Es ist aber davon auszugehen, dass im Westen Deutschlands sehr genau beobachtet werden wird, wie die weitere Entwicklung ist. Nur sagen mag es keiner. „Ich weiß nicht, welche Beweggründe es gegeben hat, Lahm und Neuer nach Hause zu schicken. Und wir wissen noch gar nicht, wie die Belastungen am Dienstag tatsächlich verteilt werden“, sagt Michael Zorc dieser Zeitung: „Wir wollen jetzt kein Fass aufmachen.“
Aber die Dortmunder Macher werden gesehen haben, dass gegen Italien sechs Bayern in der Startformation standen, die Dortmunder Fraktion aber abgesehen von Mats Hummels erstmal auf der Bank saß. Und während nun Neuer und Lahm am Dienstagabend entspannt auf der Couch und einige ihrer Bayern-Kollegen auf der Reservebank sitzen werden, kündigte Löw verstärkte Dortmunder Einsatzminuten in Wembley an.

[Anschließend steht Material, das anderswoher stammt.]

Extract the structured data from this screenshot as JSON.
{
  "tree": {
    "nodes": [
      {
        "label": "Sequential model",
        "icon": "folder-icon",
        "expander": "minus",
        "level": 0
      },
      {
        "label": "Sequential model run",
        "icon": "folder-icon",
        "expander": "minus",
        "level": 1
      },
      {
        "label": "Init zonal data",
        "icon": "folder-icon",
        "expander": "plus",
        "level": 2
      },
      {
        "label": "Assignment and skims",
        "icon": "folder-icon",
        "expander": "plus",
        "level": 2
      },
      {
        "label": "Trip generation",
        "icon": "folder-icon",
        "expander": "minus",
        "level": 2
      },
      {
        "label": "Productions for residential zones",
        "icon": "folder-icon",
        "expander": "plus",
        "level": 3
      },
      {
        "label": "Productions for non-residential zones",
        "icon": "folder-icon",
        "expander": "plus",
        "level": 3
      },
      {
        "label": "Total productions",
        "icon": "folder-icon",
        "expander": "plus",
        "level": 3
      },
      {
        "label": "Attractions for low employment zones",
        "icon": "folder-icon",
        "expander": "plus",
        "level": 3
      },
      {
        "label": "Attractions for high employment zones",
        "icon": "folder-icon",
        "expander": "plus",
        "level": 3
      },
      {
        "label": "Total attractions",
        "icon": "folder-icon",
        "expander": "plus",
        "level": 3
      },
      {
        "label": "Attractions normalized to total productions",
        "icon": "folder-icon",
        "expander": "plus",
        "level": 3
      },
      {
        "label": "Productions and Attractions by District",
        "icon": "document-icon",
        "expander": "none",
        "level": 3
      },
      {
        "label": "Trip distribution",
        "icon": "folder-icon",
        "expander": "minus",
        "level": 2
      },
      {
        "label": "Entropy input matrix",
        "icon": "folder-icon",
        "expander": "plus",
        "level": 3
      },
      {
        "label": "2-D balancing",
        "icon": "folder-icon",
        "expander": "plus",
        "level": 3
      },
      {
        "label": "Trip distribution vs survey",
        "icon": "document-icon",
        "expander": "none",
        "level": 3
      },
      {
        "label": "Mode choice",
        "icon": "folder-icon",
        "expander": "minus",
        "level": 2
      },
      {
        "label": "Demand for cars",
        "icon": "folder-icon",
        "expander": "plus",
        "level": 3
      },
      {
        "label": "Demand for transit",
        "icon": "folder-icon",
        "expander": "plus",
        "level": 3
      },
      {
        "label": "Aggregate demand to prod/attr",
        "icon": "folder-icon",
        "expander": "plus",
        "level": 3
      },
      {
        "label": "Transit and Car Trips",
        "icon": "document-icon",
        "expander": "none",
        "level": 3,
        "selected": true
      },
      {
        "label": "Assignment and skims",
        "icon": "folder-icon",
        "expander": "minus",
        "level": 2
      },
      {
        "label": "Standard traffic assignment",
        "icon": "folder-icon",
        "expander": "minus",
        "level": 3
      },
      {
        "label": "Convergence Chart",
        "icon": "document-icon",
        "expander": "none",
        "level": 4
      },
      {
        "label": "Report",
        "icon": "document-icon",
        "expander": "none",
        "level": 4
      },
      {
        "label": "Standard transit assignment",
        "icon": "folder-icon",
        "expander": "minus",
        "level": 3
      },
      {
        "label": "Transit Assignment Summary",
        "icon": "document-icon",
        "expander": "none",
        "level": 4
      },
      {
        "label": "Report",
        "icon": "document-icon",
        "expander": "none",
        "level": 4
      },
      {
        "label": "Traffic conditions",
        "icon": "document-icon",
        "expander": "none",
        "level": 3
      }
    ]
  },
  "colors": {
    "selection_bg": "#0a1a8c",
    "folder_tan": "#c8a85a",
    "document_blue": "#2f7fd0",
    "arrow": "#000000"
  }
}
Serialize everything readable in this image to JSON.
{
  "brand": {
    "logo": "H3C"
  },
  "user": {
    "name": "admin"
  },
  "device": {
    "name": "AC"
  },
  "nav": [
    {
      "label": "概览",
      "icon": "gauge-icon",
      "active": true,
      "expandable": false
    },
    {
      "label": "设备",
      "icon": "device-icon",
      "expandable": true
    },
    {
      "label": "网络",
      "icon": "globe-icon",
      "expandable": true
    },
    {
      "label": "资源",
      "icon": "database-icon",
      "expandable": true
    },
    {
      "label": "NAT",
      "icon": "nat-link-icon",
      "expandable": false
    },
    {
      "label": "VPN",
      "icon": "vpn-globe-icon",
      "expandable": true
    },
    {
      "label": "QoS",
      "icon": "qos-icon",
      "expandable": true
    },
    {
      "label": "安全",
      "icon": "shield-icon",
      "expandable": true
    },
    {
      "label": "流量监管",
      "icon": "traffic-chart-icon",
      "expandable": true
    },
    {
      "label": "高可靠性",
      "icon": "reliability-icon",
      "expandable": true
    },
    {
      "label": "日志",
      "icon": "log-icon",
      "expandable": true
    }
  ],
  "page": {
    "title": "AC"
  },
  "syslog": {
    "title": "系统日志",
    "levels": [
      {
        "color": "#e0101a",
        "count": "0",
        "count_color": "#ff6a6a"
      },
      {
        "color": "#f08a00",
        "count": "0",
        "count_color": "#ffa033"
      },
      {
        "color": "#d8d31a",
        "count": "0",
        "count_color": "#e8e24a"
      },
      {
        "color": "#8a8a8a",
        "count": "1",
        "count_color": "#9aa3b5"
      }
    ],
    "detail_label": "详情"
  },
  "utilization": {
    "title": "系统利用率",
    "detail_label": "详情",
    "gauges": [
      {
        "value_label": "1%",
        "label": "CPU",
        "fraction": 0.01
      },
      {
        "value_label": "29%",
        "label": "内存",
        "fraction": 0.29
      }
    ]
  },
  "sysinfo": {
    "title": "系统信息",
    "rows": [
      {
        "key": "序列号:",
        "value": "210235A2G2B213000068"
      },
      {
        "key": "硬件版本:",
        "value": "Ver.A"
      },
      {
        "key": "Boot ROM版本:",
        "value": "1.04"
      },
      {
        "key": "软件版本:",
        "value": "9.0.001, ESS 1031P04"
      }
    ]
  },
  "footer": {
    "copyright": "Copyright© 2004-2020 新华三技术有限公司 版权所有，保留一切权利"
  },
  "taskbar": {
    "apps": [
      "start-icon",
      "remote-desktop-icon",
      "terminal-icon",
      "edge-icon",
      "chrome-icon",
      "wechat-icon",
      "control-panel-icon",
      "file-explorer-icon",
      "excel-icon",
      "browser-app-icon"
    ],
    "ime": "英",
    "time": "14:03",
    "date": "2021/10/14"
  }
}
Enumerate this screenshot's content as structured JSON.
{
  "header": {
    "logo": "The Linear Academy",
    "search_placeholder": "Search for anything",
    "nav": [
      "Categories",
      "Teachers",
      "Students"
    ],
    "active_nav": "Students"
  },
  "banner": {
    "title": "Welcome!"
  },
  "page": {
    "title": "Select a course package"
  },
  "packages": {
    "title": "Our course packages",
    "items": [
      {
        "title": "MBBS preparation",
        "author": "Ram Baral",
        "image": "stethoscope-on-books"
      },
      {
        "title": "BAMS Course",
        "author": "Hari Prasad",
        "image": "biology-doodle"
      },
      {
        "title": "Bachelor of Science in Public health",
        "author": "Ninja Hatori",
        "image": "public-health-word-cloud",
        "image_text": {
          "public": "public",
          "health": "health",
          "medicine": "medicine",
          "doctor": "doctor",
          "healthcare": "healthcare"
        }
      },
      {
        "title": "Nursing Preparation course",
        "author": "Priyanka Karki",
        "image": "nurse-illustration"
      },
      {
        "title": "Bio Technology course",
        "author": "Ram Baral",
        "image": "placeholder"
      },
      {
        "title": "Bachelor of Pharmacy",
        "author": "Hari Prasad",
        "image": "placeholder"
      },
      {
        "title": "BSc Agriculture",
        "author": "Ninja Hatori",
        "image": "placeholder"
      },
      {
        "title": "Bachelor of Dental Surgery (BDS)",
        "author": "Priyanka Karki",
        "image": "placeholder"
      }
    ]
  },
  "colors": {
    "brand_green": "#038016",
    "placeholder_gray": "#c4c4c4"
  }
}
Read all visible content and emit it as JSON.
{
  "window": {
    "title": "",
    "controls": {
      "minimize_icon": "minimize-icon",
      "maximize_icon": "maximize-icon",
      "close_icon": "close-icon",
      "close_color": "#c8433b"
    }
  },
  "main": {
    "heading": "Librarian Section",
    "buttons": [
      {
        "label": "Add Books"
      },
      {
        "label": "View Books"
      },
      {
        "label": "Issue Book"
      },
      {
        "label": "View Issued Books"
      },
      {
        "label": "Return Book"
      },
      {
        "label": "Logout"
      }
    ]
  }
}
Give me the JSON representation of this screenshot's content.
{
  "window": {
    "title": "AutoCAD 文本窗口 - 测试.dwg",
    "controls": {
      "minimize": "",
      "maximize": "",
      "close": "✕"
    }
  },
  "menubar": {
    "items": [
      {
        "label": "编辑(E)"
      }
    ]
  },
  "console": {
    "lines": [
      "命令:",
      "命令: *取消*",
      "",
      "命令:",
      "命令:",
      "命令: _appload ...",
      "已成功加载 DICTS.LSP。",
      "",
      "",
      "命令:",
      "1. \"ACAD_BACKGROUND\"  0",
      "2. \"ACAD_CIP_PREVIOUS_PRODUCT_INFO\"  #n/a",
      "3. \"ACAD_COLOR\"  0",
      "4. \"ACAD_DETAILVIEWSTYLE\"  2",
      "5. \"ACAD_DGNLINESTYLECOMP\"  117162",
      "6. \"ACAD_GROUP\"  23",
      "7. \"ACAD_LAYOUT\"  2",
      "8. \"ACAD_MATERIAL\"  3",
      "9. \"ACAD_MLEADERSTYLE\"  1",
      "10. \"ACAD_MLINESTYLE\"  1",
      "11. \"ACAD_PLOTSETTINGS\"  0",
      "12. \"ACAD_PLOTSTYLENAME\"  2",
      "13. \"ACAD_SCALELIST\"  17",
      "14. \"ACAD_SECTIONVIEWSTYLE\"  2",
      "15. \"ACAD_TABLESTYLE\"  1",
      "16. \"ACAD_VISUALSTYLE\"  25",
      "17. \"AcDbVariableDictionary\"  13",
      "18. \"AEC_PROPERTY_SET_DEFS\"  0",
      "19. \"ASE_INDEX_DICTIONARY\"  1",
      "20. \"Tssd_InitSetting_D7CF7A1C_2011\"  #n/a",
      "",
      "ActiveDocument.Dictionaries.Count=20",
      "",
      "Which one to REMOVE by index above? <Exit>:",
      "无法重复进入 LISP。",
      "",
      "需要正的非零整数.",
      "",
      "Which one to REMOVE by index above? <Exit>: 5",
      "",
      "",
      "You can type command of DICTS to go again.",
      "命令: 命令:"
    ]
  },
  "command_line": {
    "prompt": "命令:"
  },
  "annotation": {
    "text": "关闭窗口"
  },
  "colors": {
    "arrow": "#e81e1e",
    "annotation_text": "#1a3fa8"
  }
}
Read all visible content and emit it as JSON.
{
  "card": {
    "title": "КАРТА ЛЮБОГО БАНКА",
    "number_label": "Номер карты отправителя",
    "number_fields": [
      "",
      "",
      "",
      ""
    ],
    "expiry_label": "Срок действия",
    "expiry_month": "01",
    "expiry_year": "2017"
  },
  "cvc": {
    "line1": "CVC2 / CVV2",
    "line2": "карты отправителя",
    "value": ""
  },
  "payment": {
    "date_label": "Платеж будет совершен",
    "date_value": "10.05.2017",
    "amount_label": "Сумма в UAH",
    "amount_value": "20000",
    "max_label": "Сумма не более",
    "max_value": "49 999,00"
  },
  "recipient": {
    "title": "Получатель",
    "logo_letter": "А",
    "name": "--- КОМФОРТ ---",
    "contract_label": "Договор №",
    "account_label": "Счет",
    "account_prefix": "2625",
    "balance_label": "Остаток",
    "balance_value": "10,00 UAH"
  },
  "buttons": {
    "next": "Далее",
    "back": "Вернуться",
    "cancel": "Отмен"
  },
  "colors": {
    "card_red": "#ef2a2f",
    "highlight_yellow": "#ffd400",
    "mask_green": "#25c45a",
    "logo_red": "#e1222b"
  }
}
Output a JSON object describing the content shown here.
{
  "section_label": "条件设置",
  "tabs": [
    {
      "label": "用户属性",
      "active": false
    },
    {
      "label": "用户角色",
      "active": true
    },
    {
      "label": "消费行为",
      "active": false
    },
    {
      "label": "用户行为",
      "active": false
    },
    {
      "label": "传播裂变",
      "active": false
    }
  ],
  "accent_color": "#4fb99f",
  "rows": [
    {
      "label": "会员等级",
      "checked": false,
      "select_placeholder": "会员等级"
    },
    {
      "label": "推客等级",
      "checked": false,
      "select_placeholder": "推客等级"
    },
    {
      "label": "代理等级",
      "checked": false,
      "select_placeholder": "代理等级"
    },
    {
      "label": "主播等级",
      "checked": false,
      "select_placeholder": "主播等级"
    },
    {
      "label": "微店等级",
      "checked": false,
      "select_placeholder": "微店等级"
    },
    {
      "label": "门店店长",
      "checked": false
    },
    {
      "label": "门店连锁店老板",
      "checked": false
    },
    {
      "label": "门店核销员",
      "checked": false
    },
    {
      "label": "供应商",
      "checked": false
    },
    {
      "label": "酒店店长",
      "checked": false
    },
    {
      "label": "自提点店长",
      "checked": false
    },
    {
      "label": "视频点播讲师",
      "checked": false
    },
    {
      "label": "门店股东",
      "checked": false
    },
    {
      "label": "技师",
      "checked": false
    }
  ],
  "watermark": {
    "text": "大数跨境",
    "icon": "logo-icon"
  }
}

Marcel Schmelzer wird von Beginn an links verteidigen, Marco Reus davor im Mittelfeld agieren, Torwart Roman Weidenfeller dürfte zu seinem Debüt im Deutschland-Trikot kommen. Auch Mittelfeldspieler Sven Bender hat gute Chancen, in der Startelf zu stehen.
Spieler starten keine Diskussion
„Es geht darum, ob man die Pause am Freitag hat oder am Dienstag“, verdeutlicht Schmelzer. Macht das einen großen Unterschied? „Ich glaube, die Frage kann sich jeder selbst beantworten. Aber von uns Spielern wird es keine Diskussion geben. Ich denke, dass die ganze Debatte darüber im Vorfeld gar keinen Sinn macht. Es ist für jeden schön, in Wembley gegen England zu spielen. Was danach kommt, das interessiert halt auch erst danach.“ Ähnlich sieht es Sven Bender: „Ich bin sehr froh über jedes Länderspiel, über jede Minute, die ich spielen darf.“
Bei Neuer, Lahm und Özil ist das anders. „Der Philipp Lahm macht jedes Spiel und Mesut Özil war zuletzt krank. Die beiden wollte ich nicht unbedingt verheizen, sondern ihnen eine Pause geben“, begründet Löw die vorzeitige Abreise der Nationalspieler. „Das ist das vorletzte Spiel vor der Nominierung für die WM. Da möchte ich einigen Spielern die Möglichkeiten geben, über 90 Minuten zu zeigen, was sie drauf haben.“
Normalerweise freut man sich beim BVB darüber, wenn viele Dortmunder viele Spielanteile in der Nationalmannschaft bekommen. Das war ja zuletzt nicht immer der Fall. Aber dieses nahende Spiel gegen die großen Bayern ist in Dortmund eben alles andere als Normalität.